Sold out weeks before the event Feb. 9, the Sweetheart Ball has achieved what other organizations can only dream about. The ball is a combination of lap-of-luxury trappings with a financial commitment to help others.
A benefit for Help the Needy, a nonprofit organization that offers a “hand up rather than a handout,” the ball is distinguished by the caliber of donated auction items.
From the sublime to the adventurous, the items include one week in condos in Hawaii and Florida, a week in a home in Breckenridge, a night at the Broadmoor and brunch at the Summit, an overnight and dinner at the Swiss Chalet, Bronco Billy's or the Wyndham and dinners at upscale restaurants in Ute Pass and Colorado Springs.

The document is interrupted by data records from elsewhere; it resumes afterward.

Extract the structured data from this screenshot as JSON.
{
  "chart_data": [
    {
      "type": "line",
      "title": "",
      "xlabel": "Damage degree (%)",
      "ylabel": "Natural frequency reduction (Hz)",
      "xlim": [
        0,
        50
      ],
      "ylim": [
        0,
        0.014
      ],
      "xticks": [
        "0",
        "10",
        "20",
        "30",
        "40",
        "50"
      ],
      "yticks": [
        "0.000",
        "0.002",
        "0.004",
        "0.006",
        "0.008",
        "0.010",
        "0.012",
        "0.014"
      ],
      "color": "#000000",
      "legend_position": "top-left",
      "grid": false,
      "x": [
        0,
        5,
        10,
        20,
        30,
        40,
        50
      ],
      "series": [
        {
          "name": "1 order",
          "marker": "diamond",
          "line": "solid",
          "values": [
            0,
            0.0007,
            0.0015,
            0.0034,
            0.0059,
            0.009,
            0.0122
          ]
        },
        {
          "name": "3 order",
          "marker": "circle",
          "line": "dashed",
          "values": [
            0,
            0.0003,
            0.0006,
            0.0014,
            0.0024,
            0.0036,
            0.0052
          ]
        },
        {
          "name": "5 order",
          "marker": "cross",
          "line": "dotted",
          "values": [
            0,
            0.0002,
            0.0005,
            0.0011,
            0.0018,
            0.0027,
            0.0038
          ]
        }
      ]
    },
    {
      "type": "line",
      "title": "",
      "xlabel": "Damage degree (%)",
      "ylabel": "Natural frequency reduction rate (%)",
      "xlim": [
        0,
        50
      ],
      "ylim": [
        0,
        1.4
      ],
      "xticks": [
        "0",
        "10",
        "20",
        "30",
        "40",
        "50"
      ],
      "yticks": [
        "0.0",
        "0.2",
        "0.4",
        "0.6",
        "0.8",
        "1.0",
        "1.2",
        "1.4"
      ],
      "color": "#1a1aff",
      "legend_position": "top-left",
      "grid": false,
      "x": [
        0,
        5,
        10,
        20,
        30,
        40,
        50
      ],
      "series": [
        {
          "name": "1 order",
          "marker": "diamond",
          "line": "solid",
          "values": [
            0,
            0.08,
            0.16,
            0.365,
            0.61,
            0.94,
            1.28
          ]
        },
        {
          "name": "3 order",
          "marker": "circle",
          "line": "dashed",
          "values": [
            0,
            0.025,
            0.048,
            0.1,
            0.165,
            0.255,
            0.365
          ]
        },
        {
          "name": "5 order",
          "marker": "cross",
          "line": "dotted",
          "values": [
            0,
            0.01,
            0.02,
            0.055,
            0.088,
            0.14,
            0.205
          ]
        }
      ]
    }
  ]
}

Art work, salon services, furniture, jewelry, liquor and limos, the items are pamper-plus. Perhaps the most unusual is a pack-trained llama donated by Stage Stop Llamas in Teller County.
The theme is compelling, a line borrowed from Forest Gump that “life is like a box of chocolates; you never know what you're going to get.”
With 63 boxes of chocolates, each with a gift certificate attached, guests are invited to buy a box for varying prices and gamble on what's inside, a reflection of the Gump theme. “You never know what life is going to deal you, so that's where Help the Needy comes in,” said Linda Meier, who with Rose Carpenter, chairs the event. “It's a great event to be part of because there are a lot of needy families in Teller County.”
This year's needs are somewhat different from those of last year. “The distribution of our monies has usually gone to help pay utility bills,” said Bob Taylor, president of the HtN board. “This year, we're paying more mortgage payments and rent they were what the clients needed to get through the period.”
Taylor is proud of the quality of HtN's largesse, a process that begins with the initial interview. “When a client comes in, they get one of two answers: no or a qualified yes,” Taylor said.
If affirmative, clients receive budget counseling and advice on making decisions. “When people are in crisis mode, they make bad decisions,” he said. To seal the deal, clients sign a contract agreeing to seek ways to be self-sustaining within a few months.
“We tell them they have to make better decisions,” Taylor said.
Help the Needy was founded 31 years ago by Greg Schilling who modeled the all-volunteer organization on assessing clients' willingness to be helped.
The Sweetheart Ball, which features valet parking and dinner by Neil Levy's Swiss Chalet, is sold out but the organizers encourage others to come to Shining Mountain Golf Club at 9 p.m. to dance to the John Cary Band.